A Critical Review of Dior’s New Release “Sauvage Elixir”
This past week, Christian Dior released Sauvage Elixir into the Canadian market. Back on July 11th, we posted a photo on our Instagram breaking the news about the new release by Dior. As everyone and their grandmother know about Sauvage and its mystical essence, this release was drummed up to be something special.
The release drew curiosity from consumers as employees in stores were telling two different stories. From some, we heard that Elixir is a tremendous scent and was blended to be worn on its own. Whilst others were told that Elixir was meant to be layered with existing Sauvages.
For the benefit of the viewer, I tried both of these methods. But first, the basics.
Sauvage Elixir’s note breakdown has been updated since the news broke. The top contains Cinnamon, Nutmeg, Cardamom and Grapefruit. In the middle is Lavender, and the bottom consists of Sandalwood, Licorice, Amber, Patchouli and Haitian Vetiver.
The bottle is currently only available in a 60ml size and retails for $155 USD. Elixir’s bottle design is short and stout, with a blue lacquered finish and a cap that mirrors previous Sauvage releases.
After listening to all the hype that was produced by this release, I was excited about something that was supposed to be remarkable. What I received was a fragrance that seemed to derive from Axe Fresh with a small dose of a woodsy accord. In essence, this release is very generic.
Lavender and Grapefruit work harmoniously with the dirtier notes of Sandalwood, Patchouli and Vetiver. The overall aroma of the scent was very disappointing as it was simply fresh and clean.
As it is a flanker of arguably the most popular scent from the last five years, we as consumers expected more. By no means is the scent poor as Dior released a scent that will be crowd-pleasing for a long time to come! I expected more unique features from a scent that was highly touted for such a prolonged period of time.
However, the narrative changes once layered with Sauvage EDT. Once utilized together, the best aspects of each scent seem to merge and project an aroma that is simply superior to its peers.
The freshness and floral accord of the EDT fuse with the dense woodsy notes in order to create the shower gel scent to end all. After about 14 hours, the combination lingered on my hand with projection concluding at around the three-hour mark.

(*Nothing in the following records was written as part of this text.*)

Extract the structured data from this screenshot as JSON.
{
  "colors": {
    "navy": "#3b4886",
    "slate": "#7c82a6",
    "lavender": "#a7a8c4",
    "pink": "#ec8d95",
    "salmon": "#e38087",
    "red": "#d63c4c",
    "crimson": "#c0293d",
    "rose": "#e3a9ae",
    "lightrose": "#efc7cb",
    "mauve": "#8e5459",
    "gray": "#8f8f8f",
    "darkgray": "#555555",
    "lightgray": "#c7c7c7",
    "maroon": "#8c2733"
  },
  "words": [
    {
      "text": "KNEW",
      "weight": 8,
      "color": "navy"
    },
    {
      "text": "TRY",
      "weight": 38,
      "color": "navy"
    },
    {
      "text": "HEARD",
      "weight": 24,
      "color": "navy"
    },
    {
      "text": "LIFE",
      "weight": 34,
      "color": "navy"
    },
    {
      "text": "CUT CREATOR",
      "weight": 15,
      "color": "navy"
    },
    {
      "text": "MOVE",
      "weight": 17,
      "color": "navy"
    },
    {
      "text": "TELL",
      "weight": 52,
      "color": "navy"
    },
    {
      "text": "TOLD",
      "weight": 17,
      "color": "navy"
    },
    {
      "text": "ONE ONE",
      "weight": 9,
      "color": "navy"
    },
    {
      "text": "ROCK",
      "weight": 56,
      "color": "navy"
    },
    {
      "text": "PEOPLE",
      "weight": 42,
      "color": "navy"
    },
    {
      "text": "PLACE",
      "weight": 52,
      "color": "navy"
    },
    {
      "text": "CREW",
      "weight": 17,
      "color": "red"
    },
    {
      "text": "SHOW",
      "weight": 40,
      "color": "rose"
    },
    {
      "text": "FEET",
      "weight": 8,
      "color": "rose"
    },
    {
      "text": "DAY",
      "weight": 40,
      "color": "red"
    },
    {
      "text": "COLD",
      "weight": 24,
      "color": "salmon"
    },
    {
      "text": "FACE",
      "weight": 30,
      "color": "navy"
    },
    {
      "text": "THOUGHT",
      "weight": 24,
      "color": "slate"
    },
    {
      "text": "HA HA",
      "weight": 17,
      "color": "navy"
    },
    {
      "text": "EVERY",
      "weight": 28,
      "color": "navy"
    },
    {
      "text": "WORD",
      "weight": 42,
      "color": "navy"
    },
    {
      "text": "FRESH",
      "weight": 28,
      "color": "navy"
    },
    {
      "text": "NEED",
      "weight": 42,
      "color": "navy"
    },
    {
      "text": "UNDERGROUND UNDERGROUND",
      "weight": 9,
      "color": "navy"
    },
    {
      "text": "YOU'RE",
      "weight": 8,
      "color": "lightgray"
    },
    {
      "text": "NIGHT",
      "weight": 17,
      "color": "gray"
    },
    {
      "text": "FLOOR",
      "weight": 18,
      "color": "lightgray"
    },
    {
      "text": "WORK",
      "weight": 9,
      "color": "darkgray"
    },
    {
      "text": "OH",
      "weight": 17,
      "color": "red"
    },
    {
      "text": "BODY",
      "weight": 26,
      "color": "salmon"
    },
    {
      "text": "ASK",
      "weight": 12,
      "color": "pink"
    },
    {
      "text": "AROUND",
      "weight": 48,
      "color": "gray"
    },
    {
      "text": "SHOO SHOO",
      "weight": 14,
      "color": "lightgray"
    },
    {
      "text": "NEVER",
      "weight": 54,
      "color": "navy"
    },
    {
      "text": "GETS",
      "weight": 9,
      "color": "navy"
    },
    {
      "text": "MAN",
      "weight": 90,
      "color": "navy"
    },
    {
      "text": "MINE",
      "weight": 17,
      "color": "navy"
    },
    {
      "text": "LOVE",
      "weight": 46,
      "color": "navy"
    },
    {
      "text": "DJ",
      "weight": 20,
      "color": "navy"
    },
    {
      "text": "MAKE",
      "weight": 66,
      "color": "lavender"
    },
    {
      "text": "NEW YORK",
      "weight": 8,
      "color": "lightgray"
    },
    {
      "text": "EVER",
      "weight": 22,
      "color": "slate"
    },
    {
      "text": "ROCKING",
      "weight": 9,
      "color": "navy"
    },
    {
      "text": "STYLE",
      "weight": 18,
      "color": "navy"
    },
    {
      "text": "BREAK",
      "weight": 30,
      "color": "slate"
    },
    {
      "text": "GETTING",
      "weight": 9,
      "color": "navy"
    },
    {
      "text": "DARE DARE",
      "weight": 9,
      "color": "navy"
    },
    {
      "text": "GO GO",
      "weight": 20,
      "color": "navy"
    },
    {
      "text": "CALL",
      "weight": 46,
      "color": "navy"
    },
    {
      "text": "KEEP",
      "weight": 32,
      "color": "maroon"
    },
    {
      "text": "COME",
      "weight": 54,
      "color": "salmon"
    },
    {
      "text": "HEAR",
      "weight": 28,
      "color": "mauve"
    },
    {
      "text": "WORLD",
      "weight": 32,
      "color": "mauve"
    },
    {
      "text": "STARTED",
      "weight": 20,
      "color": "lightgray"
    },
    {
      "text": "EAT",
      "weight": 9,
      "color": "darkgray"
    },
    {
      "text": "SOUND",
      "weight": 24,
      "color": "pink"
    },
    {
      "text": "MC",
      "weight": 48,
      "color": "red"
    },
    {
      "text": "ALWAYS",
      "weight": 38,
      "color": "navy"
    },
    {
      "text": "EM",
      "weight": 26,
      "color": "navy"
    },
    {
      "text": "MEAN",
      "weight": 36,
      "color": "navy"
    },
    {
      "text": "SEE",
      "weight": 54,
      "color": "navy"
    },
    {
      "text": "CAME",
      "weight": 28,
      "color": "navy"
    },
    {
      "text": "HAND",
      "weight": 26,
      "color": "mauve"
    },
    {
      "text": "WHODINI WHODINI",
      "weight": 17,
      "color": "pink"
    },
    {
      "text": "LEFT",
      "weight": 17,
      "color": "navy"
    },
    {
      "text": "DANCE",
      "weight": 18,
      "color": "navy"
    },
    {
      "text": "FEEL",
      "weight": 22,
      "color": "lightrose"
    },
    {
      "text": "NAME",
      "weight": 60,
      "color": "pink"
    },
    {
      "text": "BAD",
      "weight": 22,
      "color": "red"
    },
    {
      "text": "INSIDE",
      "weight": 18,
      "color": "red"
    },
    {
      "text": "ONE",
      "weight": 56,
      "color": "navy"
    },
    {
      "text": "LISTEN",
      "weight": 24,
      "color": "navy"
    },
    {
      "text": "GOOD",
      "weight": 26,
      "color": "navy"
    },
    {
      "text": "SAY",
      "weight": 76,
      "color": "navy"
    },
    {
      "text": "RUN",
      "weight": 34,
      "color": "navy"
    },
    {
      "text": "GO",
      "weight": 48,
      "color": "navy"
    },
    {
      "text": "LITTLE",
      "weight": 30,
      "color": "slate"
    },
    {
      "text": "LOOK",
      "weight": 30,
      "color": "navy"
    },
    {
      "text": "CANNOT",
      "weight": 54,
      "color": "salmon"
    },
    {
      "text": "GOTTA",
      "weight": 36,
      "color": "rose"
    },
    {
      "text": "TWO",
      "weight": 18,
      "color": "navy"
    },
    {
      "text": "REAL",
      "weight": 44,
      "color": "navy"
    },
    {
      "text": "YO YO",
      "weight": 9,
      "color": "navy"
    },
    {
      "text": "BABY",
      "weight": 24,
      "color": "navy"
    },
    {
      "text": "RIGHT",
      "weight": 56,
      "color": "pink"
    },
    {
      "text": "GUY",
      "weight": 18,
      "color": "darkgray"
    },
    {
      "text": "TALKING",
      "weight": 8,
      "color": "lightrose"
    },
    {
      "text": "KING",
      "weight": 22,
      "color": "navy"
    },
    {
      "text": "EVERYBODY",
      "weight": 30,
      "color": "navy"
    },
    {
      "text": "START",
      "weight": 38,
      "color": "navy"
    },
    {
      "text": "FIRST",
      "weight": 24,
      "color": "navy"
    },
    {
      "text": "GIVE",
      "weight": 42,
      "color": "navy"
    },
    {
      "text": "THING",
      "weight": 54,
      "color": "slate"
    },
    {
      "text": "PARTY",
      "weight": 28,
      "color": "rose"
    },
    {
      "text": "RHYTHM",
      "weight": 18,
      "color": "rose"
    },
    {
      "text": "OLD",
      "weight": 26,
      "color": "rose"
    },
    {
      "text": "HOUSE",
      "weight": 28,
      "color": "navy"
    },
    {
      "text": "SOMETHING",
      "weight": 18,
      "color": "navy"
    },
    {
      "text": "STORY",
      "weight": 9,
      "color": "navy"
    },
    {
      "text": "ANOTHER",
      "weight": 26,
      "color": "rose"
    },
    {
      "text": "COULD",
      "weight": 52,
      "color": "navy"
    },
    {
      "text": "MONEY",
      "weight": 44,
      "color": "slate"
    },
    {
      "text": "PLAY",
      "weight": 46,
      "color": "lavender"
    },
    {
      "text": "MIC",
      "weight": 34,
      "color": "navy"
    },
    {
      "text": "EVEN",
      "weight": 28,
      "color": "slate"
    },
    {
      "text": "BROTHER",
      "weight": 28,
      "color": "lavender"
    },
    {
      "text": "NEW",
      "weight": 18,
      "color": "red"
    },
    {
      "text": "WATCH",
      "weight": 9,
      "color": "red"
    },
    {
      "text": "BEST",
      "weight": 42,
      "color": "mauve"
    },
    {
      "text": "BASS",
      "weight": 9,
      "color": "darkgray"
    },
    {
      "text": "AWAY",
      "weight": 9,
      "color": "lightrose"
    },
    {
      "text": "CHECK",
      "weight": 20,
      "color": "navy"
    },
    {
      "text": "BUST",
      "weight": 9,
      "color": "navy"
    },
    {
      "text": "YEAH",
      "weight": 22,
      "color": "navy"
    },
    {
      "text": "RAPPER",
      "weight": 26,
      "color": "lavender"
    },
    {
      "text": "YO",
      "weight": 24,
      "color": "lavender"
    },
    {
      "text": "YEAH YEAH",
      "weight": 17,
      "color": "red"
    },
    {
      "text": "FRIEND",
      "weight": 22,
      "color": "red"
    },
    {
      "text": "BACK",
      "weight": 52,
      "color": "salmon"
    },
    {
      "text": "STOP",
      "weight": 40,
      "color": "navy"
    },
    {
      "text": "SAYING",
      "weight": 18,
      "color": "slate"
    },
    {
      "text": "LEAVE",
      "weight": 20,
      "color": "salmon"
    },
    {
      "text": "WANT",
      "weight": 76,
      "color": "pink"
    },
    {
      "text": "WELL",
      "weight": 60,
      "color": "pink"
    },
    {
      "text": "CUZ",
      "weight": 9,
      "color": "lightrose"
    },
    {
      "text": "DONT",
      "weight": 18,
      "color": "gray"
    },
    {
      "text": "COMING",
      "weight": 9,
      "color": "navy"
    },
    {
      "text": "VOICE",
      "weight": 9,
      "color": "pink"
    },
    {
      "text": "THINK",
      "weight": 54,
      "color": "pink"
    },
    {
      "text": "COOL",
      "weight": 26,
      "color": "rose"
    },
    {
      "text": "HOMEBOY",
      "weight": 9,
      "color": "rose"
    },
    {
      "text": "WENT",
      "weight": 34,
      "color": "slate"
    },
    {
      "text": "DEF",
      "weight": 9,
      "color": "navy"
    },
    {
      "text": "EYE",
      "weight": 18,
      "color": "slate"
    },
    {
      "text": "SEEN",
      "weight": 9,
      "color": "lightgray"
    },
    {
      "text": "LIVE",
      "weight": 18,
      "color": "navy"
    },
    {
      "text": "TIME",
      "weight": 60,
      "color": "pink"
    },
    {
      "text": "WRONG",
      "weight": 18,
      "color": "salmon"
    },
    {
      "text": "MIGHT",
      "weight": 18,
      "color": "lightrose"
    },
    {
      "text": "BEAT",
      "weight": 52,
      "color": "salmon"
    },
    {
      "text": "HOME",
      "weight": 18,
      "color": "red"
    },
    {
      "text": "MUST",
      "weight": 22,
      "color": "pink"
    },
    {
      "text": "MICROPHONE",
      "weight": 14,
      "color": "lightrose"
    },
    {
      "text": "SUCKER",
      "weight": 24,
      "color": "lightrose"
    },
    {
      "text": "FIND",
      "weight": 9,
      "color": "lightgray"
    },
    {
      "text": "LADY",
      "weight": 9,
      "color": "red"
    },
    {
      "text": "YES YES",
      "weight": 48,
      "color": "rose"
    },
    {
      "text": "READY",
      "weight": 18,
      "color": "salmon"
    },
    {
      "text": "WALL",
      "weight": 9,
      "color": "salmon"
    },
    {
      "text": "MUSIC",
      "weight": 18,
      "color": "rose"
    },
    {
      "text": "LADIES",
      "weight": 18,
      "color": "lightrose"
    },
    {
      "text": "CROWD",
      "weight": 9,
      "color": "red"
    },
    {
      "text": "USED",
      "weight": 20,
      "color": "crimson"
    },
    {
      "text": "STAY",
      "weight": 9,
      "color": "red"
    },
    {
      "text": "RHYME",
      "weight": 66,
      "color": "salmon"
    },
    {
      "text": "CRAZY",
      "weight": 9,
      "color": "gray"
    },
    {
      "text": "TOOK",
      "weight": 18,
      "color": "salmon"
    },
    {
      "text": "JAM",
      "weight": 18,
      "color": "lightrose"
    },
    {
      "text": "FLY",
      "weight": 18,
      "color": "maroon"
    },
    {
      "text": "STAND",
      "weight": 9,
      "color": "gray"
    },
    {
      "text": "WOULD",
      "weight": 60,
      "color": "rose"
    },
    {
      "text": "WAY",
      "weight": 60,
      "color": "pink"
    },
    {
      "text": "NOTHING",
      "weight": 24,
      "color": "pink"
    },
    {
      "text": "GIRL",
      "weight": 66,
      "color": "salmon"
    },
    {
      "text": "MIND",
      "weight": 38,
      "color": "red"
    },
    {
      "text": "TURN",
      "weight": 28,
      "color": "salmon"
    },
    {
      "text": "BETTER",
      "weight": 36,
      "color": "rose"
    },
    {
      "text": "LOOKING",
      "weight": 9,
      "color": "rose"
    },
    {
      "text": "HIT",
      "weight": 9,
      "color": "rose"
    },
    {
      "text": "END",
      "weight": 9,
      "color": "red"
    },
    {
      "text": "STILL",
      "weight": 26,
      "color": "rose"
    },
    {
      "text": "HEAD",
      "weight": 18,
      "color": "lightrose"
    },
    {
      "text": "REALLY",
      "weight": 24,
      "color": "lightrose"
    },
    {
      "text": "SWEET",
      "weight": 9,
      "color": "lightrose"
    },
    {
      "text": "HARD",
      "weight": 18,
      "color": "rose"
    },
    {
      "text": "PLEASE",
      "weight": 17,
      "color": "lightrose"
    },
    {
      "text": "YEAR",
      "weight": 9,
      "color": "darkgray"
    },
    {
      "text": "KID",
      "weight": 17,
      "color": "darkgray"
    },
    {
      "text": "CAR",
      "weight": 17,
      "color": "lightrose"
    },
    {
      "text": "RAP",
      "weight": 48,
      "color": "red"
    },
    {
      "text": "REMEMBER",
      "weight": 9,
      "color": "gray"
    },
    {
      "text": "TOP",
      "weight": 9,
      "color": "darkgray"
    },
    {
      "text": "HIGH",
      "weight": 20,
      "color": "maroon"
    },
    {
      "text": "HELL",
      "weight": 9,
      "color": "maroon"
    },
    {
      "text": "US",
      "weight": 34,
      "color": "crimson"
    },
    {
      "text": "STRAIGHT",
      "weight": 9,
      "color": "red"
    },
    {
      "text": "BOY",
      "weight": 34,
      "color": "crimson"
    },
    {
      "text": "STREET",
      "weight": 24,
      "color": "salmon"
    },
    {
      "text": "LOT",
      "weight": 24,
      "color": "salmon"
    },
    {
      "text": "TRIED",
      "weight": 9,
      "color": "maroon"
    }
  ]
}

I was in disbelief to see a scent that was so disappointing transform into something so exceptional. In my best description, the fragrance oozes sex appeal with its use of fresh citrus’ and neat florals. The back end is held up by the Ambroxan and Cedar from the EDT, whilst consolidating with Sandalwood.
Dior Sauvage Elixir is worth buying but, I would only recommend it if you are looking to only have one blue fragrance in your collection or you intend to layer it with a previous version of Sauvage. For fragrance collectors, Elixir is redundant to Bleu de Chanel and other impeccable blue scents. The scent on its own is simply elementary and unsatisfying.